Universal Turing Machines, Uncomputability




CS254

Chris Pollett

Feb 8, 2017

Outline

Machines as Strings

Universal Turing Machine

Theorem. There exists a TM `U` such that for every `x, alpha in {0, 1}^star`, `U(x, \alpha) = M_alpha(x)`, where `M_alpha` denote the TM represented by `alpha`. Moreover, if `M_alpha` halts within `T` steps then `U(x, \alpha)` halts within `CTlog T` steps, where `C` is a number independent of `|x|` and depending only on `M_alpha`'s alphabet size, number of tapes, and number of states.

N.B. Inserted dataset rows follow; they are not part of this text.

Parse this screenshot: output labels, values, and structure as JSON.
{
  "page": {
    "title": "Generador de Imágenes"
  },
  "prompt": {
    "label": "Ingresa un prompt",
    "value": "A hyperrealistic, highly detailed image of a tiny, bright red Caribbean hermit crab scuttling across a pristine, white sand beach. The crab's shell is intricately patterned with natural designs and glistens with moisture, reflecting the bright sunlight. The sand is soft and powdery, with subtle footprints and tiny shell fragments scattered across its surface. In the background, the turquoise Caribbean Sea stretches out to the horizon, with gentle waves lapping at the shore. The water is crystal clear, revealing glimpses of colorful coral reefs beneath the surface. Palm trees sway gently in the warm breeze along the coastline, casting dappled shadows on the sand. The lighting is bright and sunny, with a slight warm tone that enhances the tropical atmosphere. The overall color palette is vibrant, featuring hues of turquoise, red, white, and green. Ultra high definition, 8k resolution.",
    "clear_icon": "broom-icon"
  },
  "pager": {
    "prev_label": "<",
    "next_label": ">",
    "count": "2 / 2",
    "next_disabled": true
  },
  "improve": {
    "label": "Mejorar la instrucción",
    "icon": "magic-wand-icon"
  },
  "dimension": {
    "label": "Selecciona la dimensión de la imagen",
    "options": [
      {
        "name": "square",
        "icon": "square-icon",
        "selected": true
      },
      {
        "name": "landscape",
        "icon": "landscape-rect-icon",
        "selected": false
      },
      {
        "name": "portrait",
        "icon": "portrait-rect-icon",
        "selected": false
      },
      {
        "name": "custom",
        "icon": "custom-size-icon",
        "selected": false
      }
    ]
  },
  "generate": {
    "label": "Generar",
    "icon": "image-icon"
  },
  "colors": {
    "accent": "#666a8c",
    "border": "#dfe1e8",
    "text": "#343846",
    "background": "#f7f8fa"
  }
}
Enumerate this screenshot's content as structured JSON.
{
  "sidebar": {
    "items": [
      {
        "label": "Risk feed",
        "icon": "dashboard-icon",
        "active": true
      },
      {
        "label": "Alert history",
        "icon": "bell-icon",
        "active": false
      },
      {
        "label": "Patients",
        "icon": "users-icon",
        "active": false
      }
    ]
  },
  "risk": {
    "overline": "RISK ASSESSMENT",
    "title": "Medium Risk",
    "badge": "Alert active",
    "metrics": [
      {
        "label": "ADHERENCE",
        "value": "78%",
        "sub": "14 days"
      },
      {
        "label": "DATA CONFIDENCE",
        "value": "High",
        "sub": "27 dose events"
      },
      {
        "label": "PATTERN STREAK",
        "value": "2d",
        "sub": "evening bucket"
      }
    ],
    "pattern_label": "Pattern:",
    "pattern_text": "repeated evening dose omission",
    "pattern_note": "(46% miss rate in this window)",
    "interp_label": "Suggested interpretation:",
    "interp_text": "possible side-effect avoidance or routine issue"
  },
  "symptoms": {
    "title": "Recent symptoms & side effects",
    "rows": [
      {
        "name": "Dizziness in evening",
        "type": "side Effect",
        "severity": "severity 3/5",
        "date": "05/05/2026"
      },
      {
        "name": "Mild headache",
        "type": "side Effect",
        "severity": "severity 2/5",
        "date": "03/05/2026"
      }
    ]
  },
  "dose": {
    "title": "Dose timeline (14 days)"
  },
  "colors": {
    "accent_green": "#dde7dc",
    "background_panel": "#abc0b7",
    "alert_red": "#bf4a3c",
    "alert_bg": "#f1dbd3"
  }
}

Proof of relaxed version. `U` is given an input `x, \alpha`. We can assume `M_alpha` represents a TM with a single work tape, and uses only the alphabet `{Delta, square, 0, 1}` because last day we showed how to transform more general TM variants to this form. This transformation could also be carried out explicitly by `U` on more general encodings. Note also, from our proofs last day, these transformations could introduce a quadratic slowdown in the resulting machine, so we have to be more careful for the non-relaxed version of the result. To do a simulation of `M_alpha`, `U` will use three work tapes in addition to its input and output tapes. `U` uses one if its work tapes, and the input and output tape in exactly the same way as `M_alpha`. It uses its two other work tapes to store a table of `M_alpha`'s transition function on one, and to store `M_alpha`'s state on the other. To simulate one step of `M_alpha`, `U` reads the character from `M_alpha`'s work tape, reads the state from the state tape, and scans the transition table to tape to find what symbol to output to `M_alpha`'s work tape, what new state to write to its state tape, and which direction to move the work tape.

Uncomputability

Theorem. There exists a function `UC: {0, 1}^star -> {0,1}` that is not computable by any TM.

Proof. Define `UC` as: For every `alpha in {0, 1}^star`, if `M_alpha(alpha) = 1` then `UC(alpha) = 0`; otherwise, `UC(alpha) = 1`. Suppose for the sake of contradiction that `UC(alpha)` were computable. Then there would exist a TM `M` such that `M(alpha) = UC(alpha)` for all `alpha in {0, 1}^star`. Then `M(lfloor M rfloor) = UC(lfloor M rfloor)`. But this is impossible as by the definition of `UC`
`UC(lfloor M rfloor) = 1 iff M(lfloor M rfloor) ne 1`.

The Halting Problem

Theorem. `mbox(HALT)` is not computable by any TM.

Proof. Suppose `mbox(HALT)` was computable by some TM `M_(mbox(HALT))`. We will use `M_(mbox(HALT))` to make a TM `M_(UC)` for the function `UC` giving a contradiction to out last theorem. The machine `M_(UC)` operates as follows: on input `alpha`, `M_(UC)` computes `M_(mbox(HALT))(alpha, alpha)`. If the result is `0`, then `M_(UC)` outputs `1`; otherwise, `M_(UC)` outputs 0. If `mbox(HALT)` were computable then `M_(mbox(HALT))(alpha, alpha)` would halt in a finite number of steps and `M_(UC)` would be computable, giving a contradiction.